Chana Masala is incredibly versatile! Here are a few of my favourite ways to serve it:

  • With Bhature (fluffy fried bread) – a classic combination!
  • With Poori (deep-fried bread)
  • With steamed rice
  • With Jeera rice (cumin rice)
  • Or simply with a side of roti or naan.

Storage Instructions

Leftovers? Lucky you! Chana Masala tastes even better the next day. Store it in an airtight container in the refrigerator for up to 3 days. You can also freeze it for up to 2 months.

FAQs

Got questions?

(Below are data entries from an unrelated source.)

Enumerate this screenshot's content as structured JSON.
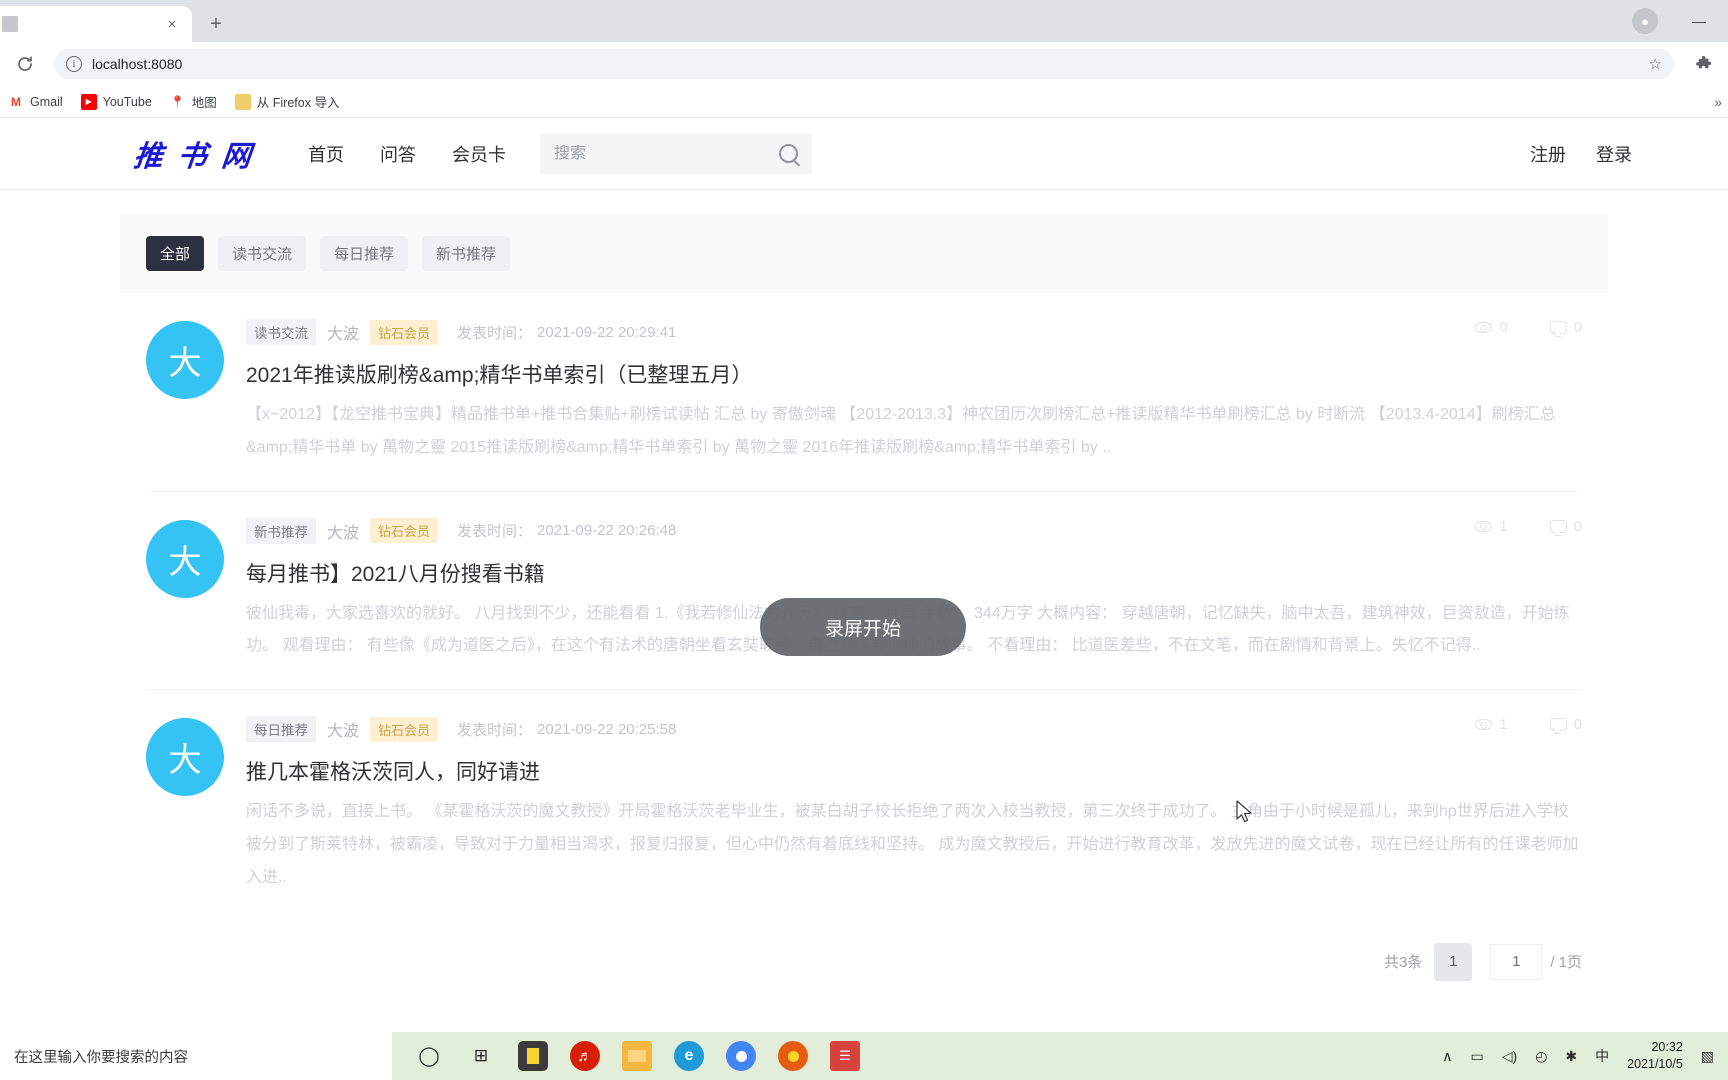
{
  "browser": {
    "tab_title": "",
    "new_tab_label": "+",
    "close_label": "×",
    "reload_icon": "reload-icon",
    "url": "localhost:8080",
    "star_label": "☆",
    "minimize_label": "—",
    "maximize_label": "□",
    "window_close_label": "×",
    "profile_label": "●",
    "extensions_label": "🧩",
    "bookmarks": [
      {
        "label": "Gmail",
        "icon": "M",
        "color": "#ea4335"
      },
      {
        "label": "YouTube",
        "icon": "▶",
        "color": "#ff0000"
      },
      {
        "label": "地图",
        "icon": "📍",
        "color": "#34a853"
      },
      {
        "label": "从 Firefox 导入",
        "icon": "▮",
        "color": "#f2cd6b"
      }
    ],
    "bookmarks_overflow": "»"
  },
  "site": {
    "logo_chars": [
      "推",
      "书",
      "网"
    ],
    "logo_color": "#1a1ad6",
    "nav": [
      {
        "label": "首页"
      },
      {
        "label": "问答"
      },
      {
        "label": "会员卡"
      }
    ],
    "search": {
      "value": "",
      "placeholder": "搜索"
    },
    "auth": [
      {
        "label": "注册"
      },
      {
        "label": "登录"
      }
    ]
  },
  "filters": [
    {
      "label": "全部",
      "active": true
    },
    {
      "label": "读书交流",
      "active": false
    },
    {
      "label": "每日推荐",
      "active": false
    },
    {
      "label": "新书推荐",
      "active": false
    }
  ],
  "posts": [
    {
      "avatar": "大",
      "category": "读书交流",
      "author": "大波",
      "badge": "钻石会员",
      "time_label": "发表时间：",
      "time": "2021-09-22 20:29:41",
      "title": "2021年推读版刷榜&amp;精华书单索引（已整理五月）",
      "excerpt": "【x~2012】【龙空推书宝典】精品推书单+推书合集贴+刷榜试读帖 汇总 by 寄傲剑魂 【2012-2013.3】神农团历次刷榜汇总+推读版精华书单刷榜汇总 by 时断流 【2013.4-2014】刷榜汇总&amp;精华书单 by 萬物之靈 2015推读版刷榜&amp;精华书单索引 by 萬物之靈 2016年推读版刷榜&amp;精华书单索引 by ..",
      "views": "0",
      "comments": "0"
    },
    {
      "avatar": "大",
      "category": "新书推荐",
      "author": "大波",
      "badge": "钻石会员",
      "time_label": "发表时间：",
      "time": "2021-09-22 20:26:48",
      "title": "每月推书】2021八月份搜看书籍",
      "excerpt": "彼仙我毒，大家选喜欢的就好。 八月找到不少，还能看看 1.《我若修仙法力齐天》 状态： 连载 字数： 344万字 大概内容： 穿越唐朝，记忆缺失，脑中太吾，建筑神效，巨资敖造，开始练功。 观看理由： 有些像《成为道医之后》，在这个有法术的唐朝坐看玄奘取经，自己修炼要成仙的故事。 不看理由： 比道医差些，不在文笔，而在剧情和背景上。失忆不记得..",
      "views": "1",
      "comments": "0"
    },
    {
      "avatar": "大",
      "category": "每日推荐",
      "author": "大波",
      "badge": "钻石会员",
      "time_label": "发表时间：",
      "time": "2021-09-22 20:25:58",
      "title": "推几本霍格沃茨同人，同好请进",
      "excerpt": "闲话不多说，直接上书。 《某霍格沃茨的魔文教授》开局霍格沃茨老毕业生，被某白胡子校长拒绝了两次入校当教授，第三次终于成功了。 主角由于小时候是孤儿，来到hp世界后进入学校被分到了斯莱特林，被霸凌，导致对于力量相当渴求，报复归报复，但心中仍然有着底线和坚持。 成为魔文教授后，开始进行教育改革，发放先进的魔文试卷，现在已经让所有的任课老师加入进..",
      "views": "1",
      "comments": "0"
    }
  ],
  "pagination": {
    "total_label": "共3条",
    "current_page": "1",
    "jump_value": "1",
    "of_label": "/ 1页"
  },
  "overlay": {
    "record_button": "录屏开始"
  },
  "taskbar": {
    "search_placeholder": "在这里输入你要搜索的内容",
    "apps": [
      {
        "name": "cortana-icon",
        "glyph": "○",
        "color": "transparent",
        "fg": "#1f1f1f"
      },
      {
        "name": "task-view-icon",
        "glyph": "⌸",
        "color": "transparent",
        "fg": "#1f1f1f"
      },
      {
        "name": "sticky-notes-icon",
        "glyph": "▤",
        "color": "#3b3b3b",
        "fg": "#f6d32d"
      },
      {
        "name": "netease-music-icon",
        "glyph": "♫",
        "color": "#d81e06",
        "fg": "#ffffff"
      },
      {
        "name": "file-explorer-icon",
        "glyph": "█",
        "color": "#f0b429",
        "fg": "#f6c453"
      },
      {
        "name": "edge-icon",
        "glyph": "e",
        "color": "#1f9ad6",
        "fg": "#ffffff"
      },
      {
        "name": "chrome-icon",
        "glyph": "●",
        "color": "#4285f4",
        "fg": "#ffffff"
      },
      {
        "name": "firefox-icon",
        "glyph": "●",
        "color": "#e55b12",
        "fg": "#ffffff"
      },
      {
        "name": "app-icon",
        "glyph": "☰",
        "color": "#d6423c",
        "fg": "#ffffff"
      }
    ],
    "tray": {
      "chevron": "∧",
      "battery": "▭",
      "volume": "◁)",
      "network": "◴",
      "bluetooth": "✱",
      "ime": "中",
      "time": "20:32",
      "date": "2021/10/5",
      "notifications": "▧"
    }
  }
}
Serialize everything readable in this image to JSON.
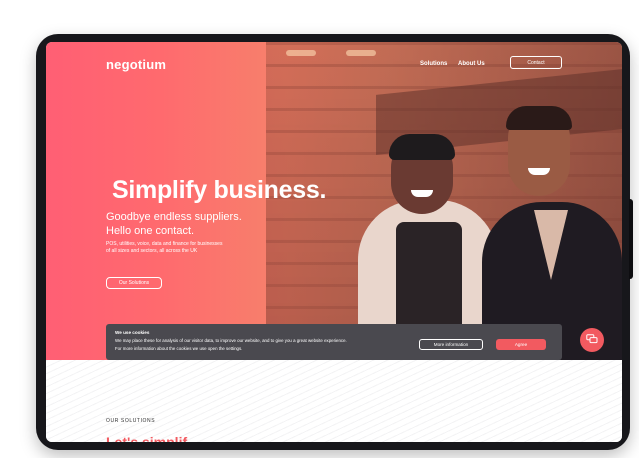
{
  "nav": {
    "logo": "negotium",
    "links": [
      "Solutions",
      "About Us"
    ],
    "contact_label": "Contact"
  },
  "hero": {
    "headline": "Simplify business.",
    "subheadline_line1": "Goodbye endless suppliers.",
    "subheadline_line2": "Hello one contact.",
    "description_line1": "POS, utilities, voice, data and finance for businesses",
    "description_line2": "of all sizes and sectors, all across the UK",
    "cta_label": "Our Solutions"
  },
  "cookie_banner": {
    "title": "We use cookies",
    "line1": "We may place these for analysis of our visitor data, to improve our website, and to give you a great website experience.",
    "line2": "For more information about the cookies we use open the settings.",
    "more_info_label": "More information",
    "agree_label": "Agree"
  },
  "solutions_section": {
    "label": "OUR SOLUTIONS",
    "heading": "Let's simplif"
  },
  "colors": {
    "accent": "#f25a60",
    "hero_pink": "#ff5f74",
    "banner": "#4a494f"
  },
  "icons": {
    "chat": "chat-bubble-icon"
  }
}
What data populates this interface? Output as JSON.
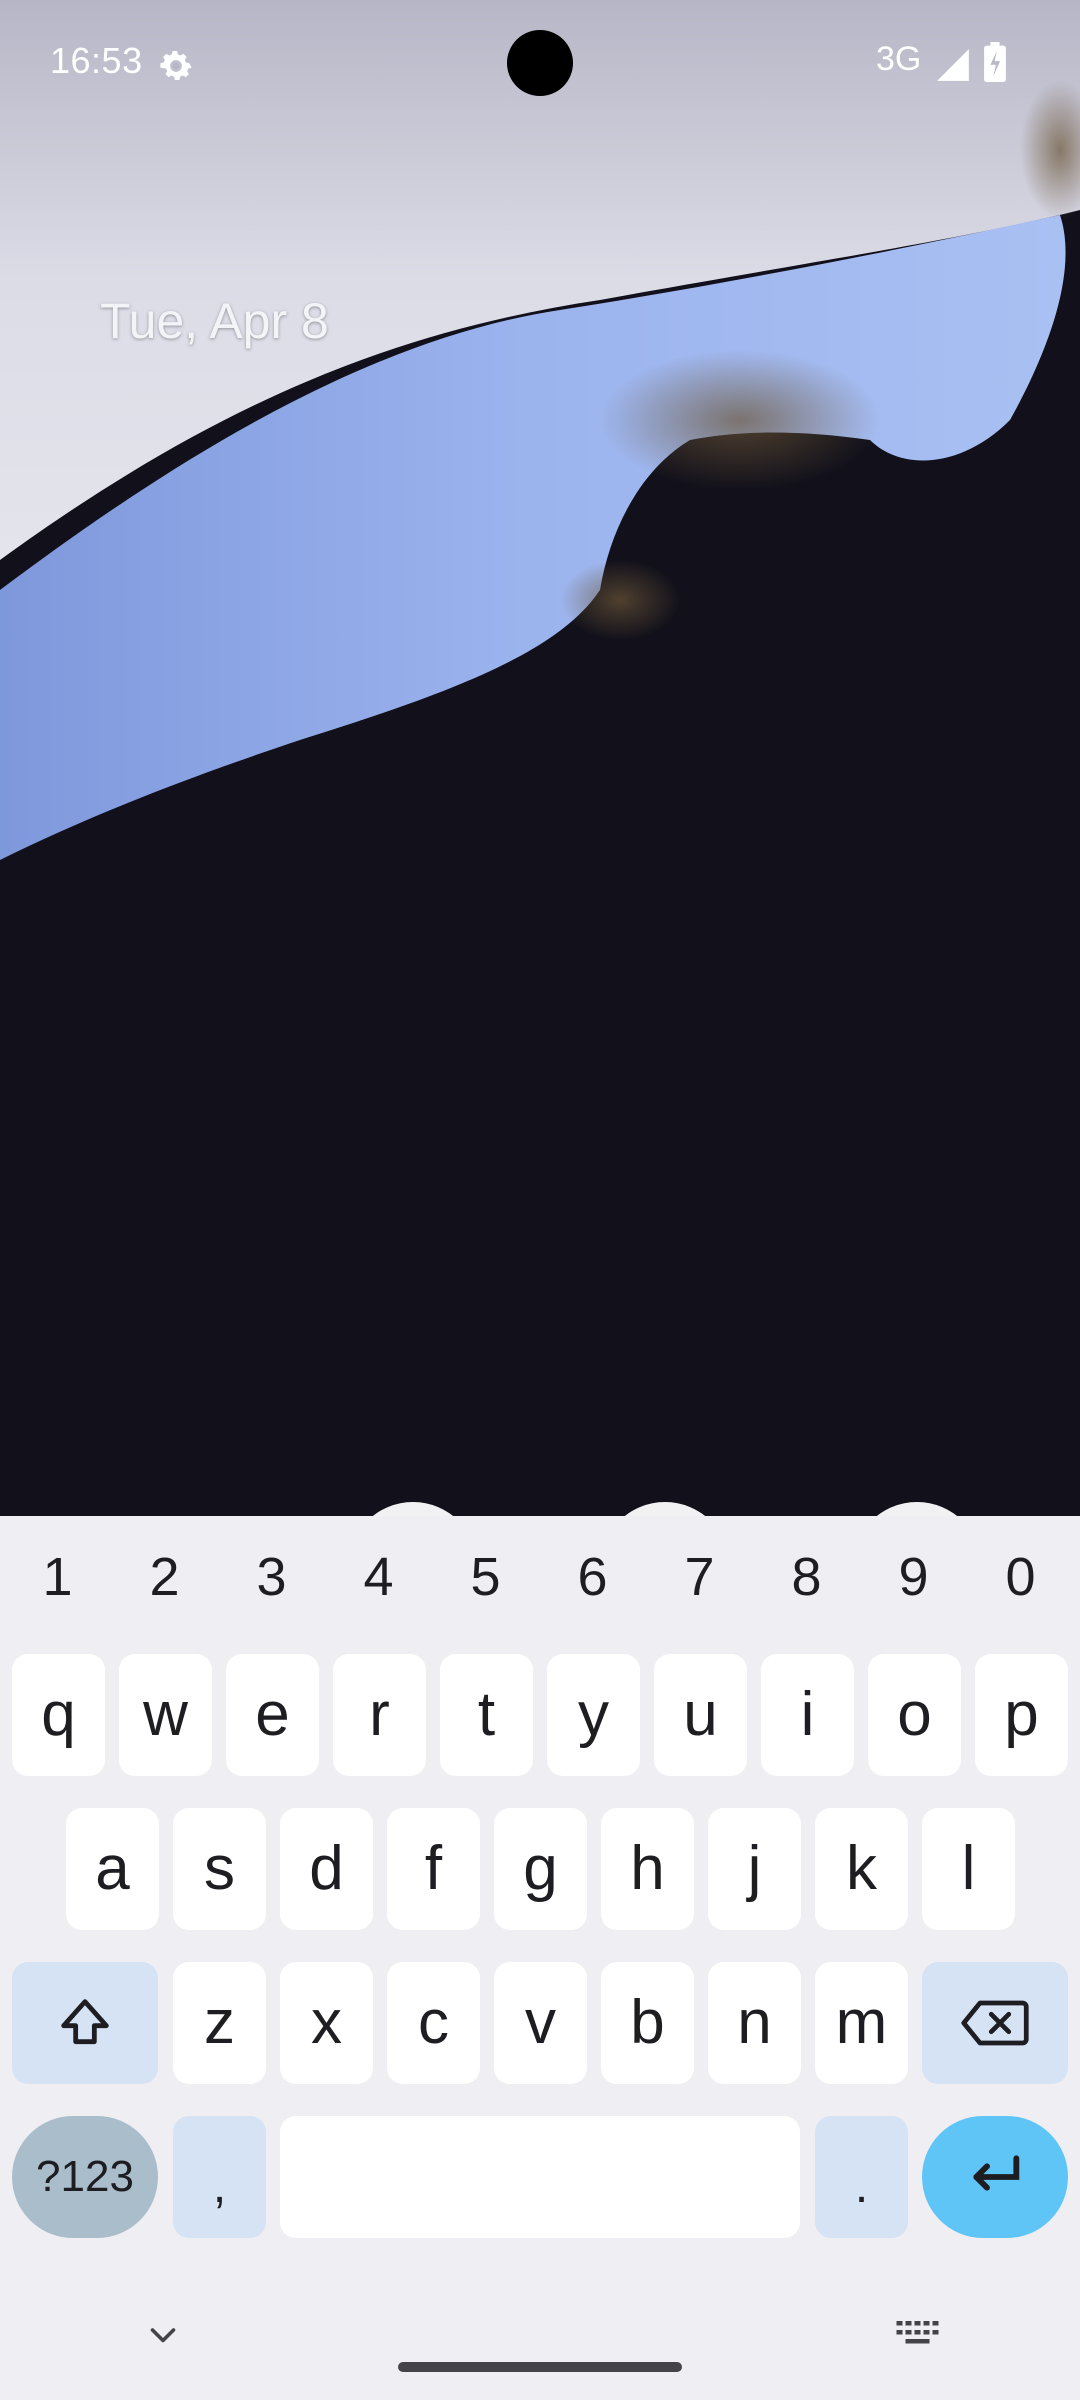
{
  "status_bar": {
    "time": "16:53",
    "network": "3G",
    "icons": [
      "settings-icon",
      "signal-icon",
      "battery-charging-icon"
    ]
  },
  "lockscreen": {
    "date": "Tue, Apr 8"
  },
  "keyboard": {
    "number_row": [
      "1",
      "2",
      "3",
      "4",
      "5",
      "6",
      "7",
      "8",
      "9",
      "0"
    ],
    "row1": [
      "q",
      "w",
      "e",
      "r",
      "t",
      "y",
      "u",
      "i",
      "o",
      "p"
    ],
    "row2": [
      "a",
      "s",
      "d",
      "f",
      "g",
      "h",
      "j",
      "k",
      "l"
    ],
    "row3": [
      "z",
      "x",
      "c",
      "v",
      "b",
      "n",
      "m"
    ],
    "symbols_key": "?123",
    "comma_key": ",",
    "period_key": ".",
    "icons": {
      "shift": "shift-icon",
      "backspace": "backspace-icon",
      "enter": "enter-icon",
      "hide": "chevron-down-icon",
      "switch": "keyboard-icon"
    },
    "colors": {
      "background": "#efeff3",
      "key": "#ffffff",
      "modifier": "#d5e3f4",
      "symbols": "#aabdcb",
      "enter": "#5fc4f6"
    }
  }
}
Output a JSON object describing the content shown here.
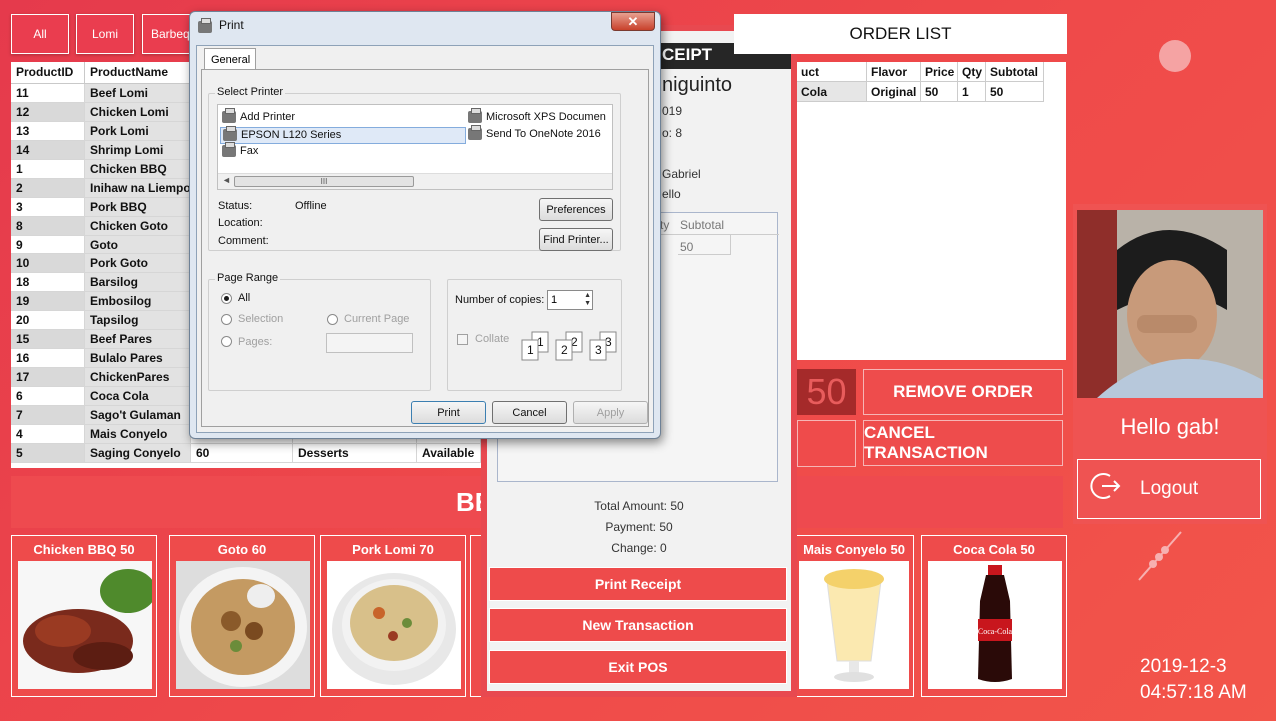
{
  "categories": [
    "All",
    "Lomi",
    "Barbeque"
  ],
  "product_table": {
    "columns": [
      "ProductID",
      "ProductName"
    ],
    "rows": [
      [
        "11",
        "Beef Lomi",
        "",
        "",
        ""
      ],
      [
        "12",
        "Chicken Lomi",
        "",
        "",
        ""
      ],
      [
        "13",
        "Pork Lomi",
        "",
        "",
        ""
      ],
      [
        "14",
        "Shrimp Lomi",
        "",
        "",
        ""
      ],
      [
        "1",
        "Chicken BBQ",
        "",
        "",
        ""
      ],
      [
        "2",
        "Inihaw na Liempo",
        "",
        "",
        ""
      ],
      [
        "3",
        "Pork BBQ",
        "",
        "",
        ""
      ],
      [
        "8",
        "Chicken Goto",
        "",
        "",
        ""
      ],
      [
        "9",
        "Goto",
        "",
        "",
        ""
      ],
      [
        "10",
        "Pork Goto",
        "",
        "",
        ""
      ],
      [
        "18",
        "Barsilog",
        "",
        "",
        ""
      ],
      [
        "19",
        "Embosilog",
        "",
        "",
        ""
      ],
      [
        "20",
        "Tapsilog",
        "",
        "",
        ""
      ],
      [
        "15",
        "Beef Pares",
        "",
        "",
        ""
      ],
      [
        "16",
        "Bulalo Pares",
        "",
        "",
        ""
      ],
      [
        "17",
        "ChickenPares",
        "",
        "",
        ""
      ],
      [
        "6",
        "Coca Cola",
        "",
        "",
        ""
      ],
      [
        "7",
        "Sago't Gulaman",
        "",
        "",
        ""
      ],
      [
        "4",
        "Mais Conyelo",
        "",
        "",
        ""
      ],
      [
        "5",
        "Saging Conyelo",
        "60",
        "Desserts",
        "Available"
      ]
    ]
  },
  "banner_text": "BE",
  "best_sellers": [
    {
      "label": "Chicken BBQ 50",
      "color": "#7a2a1c"
    },
    {
      "label": "Goto 60",
      "color": "#b48a55"
    },
    {
      "label": "Pork Lomi 70",
      "color": "#d8c08a"
    },
    {
      "label": "Mais Conyelo 50",
      "color": "#f4d16a"
    },
    {
      "label": "Coca Cola 50",
      "color": "#c8161d"
    }
  ],
  "receipt": {
    "header": "CEIPT",
    "name": "niguinto",
    "line1": "019",
    "line2": "o: 8",
    "line3": "Gabriel",
    "line4": "ello",
    "table_cols": [
      "ty",
      "Subtotal"
    ],
    "table_row": [
      "",
      "50"
    ],
    "total": "Total Amount: 50",
    "payment": "Payment: 50",
    "change": "Change: 0",
    "buttons": [
      "Print Receipt",
      "New Transaction",
      "Exit POS"
    ]
  },
  "order_list": {
    "title": "ORDER LIST",
    "columns": [
      "uct",
      "Flavor",
      "Price",
      "Qty",
      "Subtotal"
    ],
    "rows": [
      [
        "Cola",
        "Original",
        "50",
        "1",
        "50"
      ]
    ]
  },
  "total_display": "50",
  "remove_order": "REMOVE ORDER",
  "cancel_transaction": "CANCEL TRANSACTION",
  "user": {
    "greeting": "Hello gab!",
    "logout": "Logout"
  },
  "datetime": {
    "date": "2019-12-3",
    "time": "04:57:18 AM"
  },
  "print_dialog": {
    "title": "Print",
    "tab": "General",
    "select_printer_label": "Select Printer",
    "printers_col1": [
      "Add Printer",
      "EPSON L120 Series",
      "Fax"
    ],
    "printers_col2": [
      "Microsoft XPS Documen",
      "Send To OneNote 2016"
    ],
    "scroll_grip": "III",
    "status_label": "Status:",
    "status_value": "Offline",
    "location_label": "Location:",
    "comment_label": "Comment:",
    "preferences": "Preferences",
    "find_printer": "Find Printer...",
    "page_range": "Page Range",
    "all": "All",
    "selection": "Selection",
    "current_page": "Current Page",
    "pages": "Pages:",
    "copies_label": "Number of copies:",
    "copies_value": "1",
    "collate": "Collate",
    "print": "Print",
    "cancel": "Cancel",
    "apply": "Apply"
  },
  "colors": {
    "accent": "#ea3d4f",
    "dark_header": "#262626"
  }
}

I’ve got answers!

  • What is the best way to soak and cook Kabuli Chana? Soaking overnight is best. For cooking, a pressure cooker is fastest, but you can also simmer them in a pot for 1-2 hours until tender.
  • Can I use canned chickpeas instead of dried? Yes, you can! Drain and rinse a 400g can of chickpeas. Reduce the simmering time to 5-10 minutes.
  • What is Chole Masala, and can I make it from scratch? It’s a spice blend specifically for chickpea curry. You can make it from scratch, but it’s quite complex. I recommend buying a good quality pre-made blend.
  • How can I adjust the spice level of this Chana Masala? Reduce or increase the amount of red chilli powder. You can also add a pinch of cayenne pepper for extra heat.
  • What is the best accompaniment to serve with Chana Masala? Bhature is the classic choice, but rice, roti, or naan all work beautifully.
  • How long does Chana Masala stay fresh in the refrigerator? Up to 3 days in an airtight container.